Arztrechnungen kontrollieren – Verantwortung wahrnehmen

Jede Rechnung, die SWICA von Ärzten oder Versicherten erhält, wird kontrolliert, damit allfällige Fehler korrigiert werden können und keine unnötigen Gesundheitskosten entstehen. Einige Unstimmigkeiten auf einer Rechnung können aber nur vom Patienten selbst gefunden werden – denn nur er weiss, welche Leistungen tatsächlich erbracht wurden.

Der verantwortungsvolle Umgang mit Prämiengeldern ist SWICA wichtig. Dazu gehört, dass die Gesundheits­organisation jede einzelne der jährlich rund 9,5 Millionen Arzt-, Spital- und Therapeutenrechnungen, die sie von Ver­sicherten erhält, kontrolliert. Pro Jahr spart SWICA dadurch Kosten in Höhe von mehreren Hundert Millionen Franken.

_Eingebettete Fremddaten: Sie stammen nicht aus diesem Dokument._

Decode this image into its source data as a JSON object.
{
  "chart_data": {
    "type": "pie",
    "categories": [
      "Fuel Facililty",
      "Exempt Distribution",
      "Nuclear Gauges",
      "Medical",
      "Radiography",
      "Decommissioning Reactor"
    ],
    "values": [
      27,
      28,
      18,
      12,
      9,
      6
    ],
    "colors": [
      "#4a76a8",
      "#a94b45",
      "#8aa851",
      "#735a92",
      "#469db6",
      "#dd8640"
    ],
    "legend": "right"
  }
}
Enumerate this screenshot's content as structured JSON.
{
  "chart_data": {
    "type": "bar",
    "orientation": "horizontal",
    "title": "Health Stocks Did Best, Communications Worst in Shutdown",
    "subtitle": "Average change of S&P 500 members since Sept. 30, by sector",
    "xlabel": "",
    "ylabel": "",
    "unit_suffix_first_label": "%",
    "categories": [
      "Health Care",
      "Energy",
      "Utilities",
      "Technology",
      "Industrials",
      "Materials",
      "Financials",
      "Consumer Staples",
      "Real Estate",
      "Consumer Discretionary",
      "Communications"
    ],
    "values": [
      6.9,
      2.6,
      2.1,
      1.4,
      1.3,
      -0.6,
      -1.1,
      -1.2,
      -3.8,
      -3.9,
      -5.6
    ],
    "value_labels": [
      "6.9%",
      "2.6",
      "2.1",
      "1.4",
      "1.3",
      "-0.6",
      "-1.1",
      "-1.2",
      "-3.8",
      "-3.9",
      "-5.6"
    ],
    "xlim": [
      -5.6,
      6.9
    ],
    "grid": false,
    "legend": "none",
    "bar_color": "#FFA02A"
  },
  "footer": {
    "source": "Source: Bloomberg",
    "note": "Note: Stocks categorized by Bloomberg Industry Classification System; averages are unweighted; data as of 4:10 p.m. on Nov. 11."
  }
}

Automatische Rechnungskontrolle

Ein Grossteil der Rechnungen wird digital und vollautomatisch kontrolliert. Ein ausgeklügeltes System überprüft, ob die Rechnungspositionen vollständig und korrekt erfasst sind und die Rechnung insgesamt plausibel ist. In rund 30 Prozent der Fälle stellt das System eine Unregelmässigkeit fest. Diese Rechnungen werden ausgelenkt und von einem SWICA-Mitarbeitenden «von Hand» kontrolliert. Handelt es sich tatsächlich um einen Fehler, wird der Rechnungssteller kontaktiert, um der Sache auf den Grund zu gehen. Der Patient merkt nichts davon: Er erhält von SWICA den Betrag, den er bereits bezahlt hat (abzüglich Franchise und Selbst­behalt), zurück.

Gemeinsame Verantwortung

SWICA verbessert die automatische Rechnungsprüfung stetig, damit sie noch genauer und effizienter wird. Doch ein Teil der Rechnung lässt sich auch mit modernster Technologie und grösster Sorgfalt nicht kontrollieren. Denn: Ob sämtliche Leistungen wirklich erbracht wurden oder ein Medikament tatsächlich verschrieben wurde, weiss nur der einzelne Patient. Darum ist es wichtig, dass auch die Versicherten jede Rechnung prüfen. Davon profitieren sie direkt und indirekt. Direkt, weil sie ungerechtfertigte Kosten mit ihrer Franchise und ihrem Selbstbehalt mittragen müssen; indirekt, weil sie einen Beitrag zur Eindämmung der Gesundheitskosten leisten.

Der Patient sollte übrigens immer alle Rechnungen zur Prüfung erhalten. Rechnet ein Arzt direkt mit der Krankenversicherung ab, muss er seinem Patienten laut Krankenversicherungsgesetz unauf­gefordert eine Kopie der Rechnung abgeben.

Das können Sie kontrollieren

Zugegeben, eine Arztrechnung sieht auf den ersten Blick komplex aus. Einige Punkte lassen sich aber einfach kontrollieren:

1. Name des Patienten

Betrifft die Rechnung tatsächlich Sie?

2. Behandlungs­datum

Das Datum kann einen Einfluss auf den Tarif haben, wenn die Behandlung z.B. an einem Sonntag oder einem Feiertag stattfand.

3. Behandlungsgrund

Es ist wichtig, dass der Behandlungsgrund (Krankheit, Unfall, Mutterschaft oder Prävention) korrekt aufgeführt ist.

4. Medizinische Leistungen

Wurden die auf der Rechnung aufgelisteten ärztlichen Leistungen wie Laboruntersuchungen, telefonische Beratung usw. tatsächlich erbracht?

5. Medikamente

Ist das richtige Medikament aufgeführt und sind die Packungsgrössen korrekt angegeben?

6. Zeit

Notieren Sie sich, wie lange der Arztbesuch gedauert hat, und vergleichen Sie die Zeit mit der in der Rechnung aufgeführten Konsultations­dauer.